As a country with the largest Muslim population, Indonesia must facilitate its people’s religious needs within its system.
Despite its long-standing implementation, Sharia economics still needs to be reintroduced to the public. Given that the zakat system in Sharia economics differs from the taxation system, it requires awareness and individual willingness to give.
This is where Bank Indonesia plays a role in emphasizing the importance of Sharia economics.
Dr. Harahap added that Bank Indonesia cannot solely manage the Sharia economic system; it requires the involvement of zakat institutions, almsgiving organizations, and others within the community.
Puji Lestari from the Sharia Economics Department at Bank Indonesia also concurred. She mentioned the need for integration between commercial and social finance.
“Bank Indonesia establishes integration between the two, for instance, by encouraging banks to act as nazir (waqf recipients). Historically, this role has been held by non-financial institutions. We are jointly promoting this with the relevant authorities,” she said.
“In general, Bank Indonesia’s role is to monitor and regulate Indonesia’s economic dynamics, especially in the financial sector. The central bank’s objectives now include implementing and setting macroprudential policies, maintaining sustainable monetary policies, and regulating payment systems.”

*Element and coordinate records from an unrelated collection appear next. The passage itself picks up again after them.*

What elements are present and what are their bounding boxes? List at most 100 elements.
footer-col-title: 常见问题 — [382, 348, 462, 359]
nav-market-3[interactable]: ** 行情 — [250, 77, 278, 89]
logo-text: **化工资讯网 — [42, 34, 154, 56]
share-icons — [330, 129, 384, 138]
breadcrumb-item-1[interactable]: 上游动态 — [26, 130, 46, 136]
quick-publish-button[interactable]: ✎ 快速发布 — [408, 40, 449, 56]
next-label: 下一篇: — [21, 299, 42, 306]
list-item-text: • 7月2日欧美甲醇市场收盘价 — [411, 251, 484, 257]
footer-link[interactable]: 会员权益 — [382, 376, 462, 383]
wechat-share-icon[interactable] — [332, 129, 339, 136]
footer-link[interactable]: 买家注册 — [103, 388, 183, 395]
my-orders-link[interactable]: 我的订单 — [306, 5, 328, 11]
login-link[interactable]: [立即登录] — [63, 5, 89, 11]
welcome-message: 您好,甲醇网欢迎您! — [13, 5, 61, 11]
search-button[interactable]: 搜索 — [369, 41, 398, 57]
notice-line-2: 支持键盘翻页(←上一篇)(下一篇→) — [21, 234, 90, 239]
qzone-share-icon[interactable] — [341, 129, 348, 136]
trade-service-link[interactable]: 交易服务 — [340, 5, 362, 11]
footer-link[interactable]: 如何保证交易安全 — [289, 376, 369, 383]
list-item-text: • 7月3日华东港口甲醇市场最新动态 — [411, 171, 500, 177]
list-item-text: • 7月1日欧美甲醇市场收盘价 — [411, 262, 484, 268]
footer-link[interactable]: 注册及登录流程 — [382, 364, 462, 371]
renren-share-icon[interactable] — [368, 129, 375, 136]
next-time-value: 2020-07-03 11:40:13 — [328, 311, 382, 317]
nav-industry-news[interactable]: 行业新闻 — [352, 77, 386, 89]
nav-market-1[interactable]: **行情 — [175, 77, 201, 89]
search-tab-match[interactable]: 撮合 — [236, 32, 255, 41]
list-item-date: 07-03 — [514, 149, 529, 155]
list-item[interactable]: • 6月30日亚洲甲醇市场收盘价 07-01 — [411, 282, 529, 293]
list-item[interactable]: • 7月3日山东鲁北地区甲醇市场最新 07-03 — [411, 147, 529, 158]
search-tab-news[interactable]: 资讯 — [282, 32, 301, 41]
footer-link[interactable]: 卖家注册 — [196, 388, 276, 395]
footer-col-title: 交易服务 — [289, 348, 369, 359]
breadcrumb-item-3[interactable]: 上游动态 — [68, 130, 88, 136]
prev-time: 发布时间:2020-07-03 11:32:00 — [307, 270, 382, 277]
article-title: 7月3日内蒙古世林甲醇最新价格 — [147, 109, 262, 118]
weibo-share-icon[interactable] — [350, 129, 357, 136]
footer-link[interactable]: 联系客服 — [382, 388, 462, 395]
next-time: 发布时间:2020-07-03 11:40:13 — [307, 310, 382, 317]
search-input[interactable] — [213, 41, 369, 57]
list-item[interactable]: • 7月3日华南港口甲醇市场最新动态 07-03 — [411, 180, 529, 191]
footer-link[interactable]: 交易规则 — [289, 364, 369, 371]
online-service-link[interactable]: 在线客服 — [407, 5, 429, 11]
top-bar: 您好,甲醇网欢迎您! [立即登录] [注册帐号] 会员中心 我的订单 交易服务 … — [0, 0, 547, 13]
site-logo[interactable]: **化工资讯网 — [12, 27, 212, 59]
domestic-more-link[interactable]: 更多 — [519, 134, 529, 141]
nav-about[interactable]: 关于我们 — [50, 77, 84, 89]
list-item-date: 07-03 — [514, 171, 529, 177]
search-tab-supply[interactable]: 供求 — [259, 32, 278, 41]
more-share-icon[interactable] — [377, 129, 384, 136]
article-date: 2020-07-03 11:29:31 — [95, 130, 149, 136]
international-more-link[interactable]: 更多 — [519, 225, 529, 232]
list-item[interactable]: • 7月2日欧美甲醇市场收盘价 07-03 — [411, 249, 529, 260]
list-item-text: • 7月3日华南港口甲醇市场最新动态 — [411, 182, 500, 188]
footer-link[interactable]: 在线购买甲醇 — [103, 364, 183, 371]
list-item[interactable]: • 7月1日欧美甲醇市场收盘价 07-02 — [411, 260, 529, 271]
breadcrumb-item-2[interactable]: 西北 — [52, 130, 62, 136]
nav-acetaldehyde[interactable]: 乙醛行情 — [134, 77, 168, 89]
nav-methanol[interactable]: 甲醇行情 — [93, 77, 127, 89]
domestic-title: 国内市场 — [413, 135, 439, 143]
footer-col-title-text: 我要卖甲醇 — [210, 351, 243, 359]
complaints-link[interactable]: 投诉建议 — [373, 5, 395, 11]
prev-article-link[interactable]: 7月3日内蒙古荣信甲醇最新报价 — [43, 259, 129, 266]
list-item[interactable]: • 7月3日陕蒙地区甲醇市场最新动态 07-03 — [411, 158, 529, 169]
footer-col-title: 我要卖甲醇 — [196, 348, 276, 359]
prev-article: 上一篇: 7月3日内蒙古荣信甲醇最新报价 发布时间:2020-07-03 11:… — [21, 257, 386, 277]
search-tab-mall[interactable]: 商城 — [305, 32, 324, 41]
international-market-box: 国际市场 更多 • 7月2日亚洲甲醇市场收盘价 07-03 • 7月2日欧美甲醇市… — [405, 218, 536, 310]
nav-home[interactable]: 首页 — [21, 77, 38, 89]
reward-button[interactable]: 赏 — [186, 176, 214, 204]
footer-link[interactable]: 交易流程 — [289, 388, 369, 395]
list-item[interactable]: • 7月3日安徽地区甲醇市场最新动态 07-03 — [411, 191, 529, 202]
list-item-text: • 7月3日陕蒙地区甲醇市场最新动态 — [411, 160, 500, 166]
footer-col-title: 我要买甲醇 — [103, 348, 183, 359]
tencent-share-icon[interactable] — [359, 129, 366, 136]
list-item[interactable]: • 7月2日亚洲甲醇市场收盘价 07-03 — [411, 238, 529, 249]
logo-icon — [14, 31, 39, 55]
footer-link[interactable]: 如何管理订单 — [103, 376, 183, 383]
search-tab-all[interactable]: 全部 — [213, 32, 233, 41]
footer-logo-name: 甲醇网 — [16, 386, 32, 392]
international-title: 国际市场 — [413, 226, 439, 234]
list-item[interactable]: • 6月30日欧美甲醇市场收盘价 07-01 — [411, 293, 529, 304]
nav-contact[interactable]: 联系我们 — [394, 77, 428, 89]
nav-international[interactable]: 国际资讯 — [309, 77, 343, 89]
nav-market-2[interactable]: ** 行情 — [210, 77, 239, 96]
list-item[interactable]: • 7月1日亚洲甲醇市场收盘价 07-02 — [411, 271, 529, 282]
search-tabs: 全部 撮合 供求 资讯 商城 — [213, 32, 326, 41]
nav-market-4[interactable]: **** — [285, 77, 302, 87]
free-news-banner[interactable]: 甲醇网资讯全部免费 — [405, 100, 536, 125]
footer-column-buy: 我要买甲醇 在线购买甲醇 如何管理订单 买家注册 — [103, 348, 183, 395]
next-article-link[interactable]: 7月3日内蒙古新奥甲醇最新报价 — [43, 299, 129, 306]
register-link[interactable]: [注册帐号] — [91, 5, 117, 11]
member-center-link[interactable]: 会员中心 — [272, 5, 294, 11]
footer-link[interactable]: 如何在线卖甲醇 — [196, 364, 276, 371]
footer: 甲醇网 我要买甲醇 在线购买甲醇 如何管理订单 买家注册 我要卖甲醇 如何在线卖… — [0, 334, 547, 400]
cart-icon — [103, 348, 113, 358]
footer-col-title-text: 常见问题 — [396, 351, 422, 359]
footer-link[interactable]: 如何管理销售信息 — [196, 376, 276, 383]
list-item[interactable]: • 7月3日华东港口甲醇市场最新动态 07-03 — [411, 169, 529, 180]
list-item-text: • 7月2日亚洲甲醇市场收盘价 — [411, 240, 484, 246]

“From a Sharia perspective, this needs to be examined; what are the challenges and obstacles?”
Macroprudential incentives are policies designed to support the recovery of economic sectors by providing incentives to banks that lend to or finance priority sectors.
“In terms of the domestic market, there is indeed an increasing demand for halal products due to people’s increased awareness of the importance of halal products. On a global scale, it is about how we can dominate the global Sharia market. It turns out that countries worldwide compete to dominate it,” Puji Lestari added.
Three areas in the Sharia economy sector improved throughout 2020-2023 were the low growth of Sharia businesses, the small share of Sharia financing, and the lack of economic literacy in promoting a halal lifestyle. These three aspects are expected to yield significant results in 2024.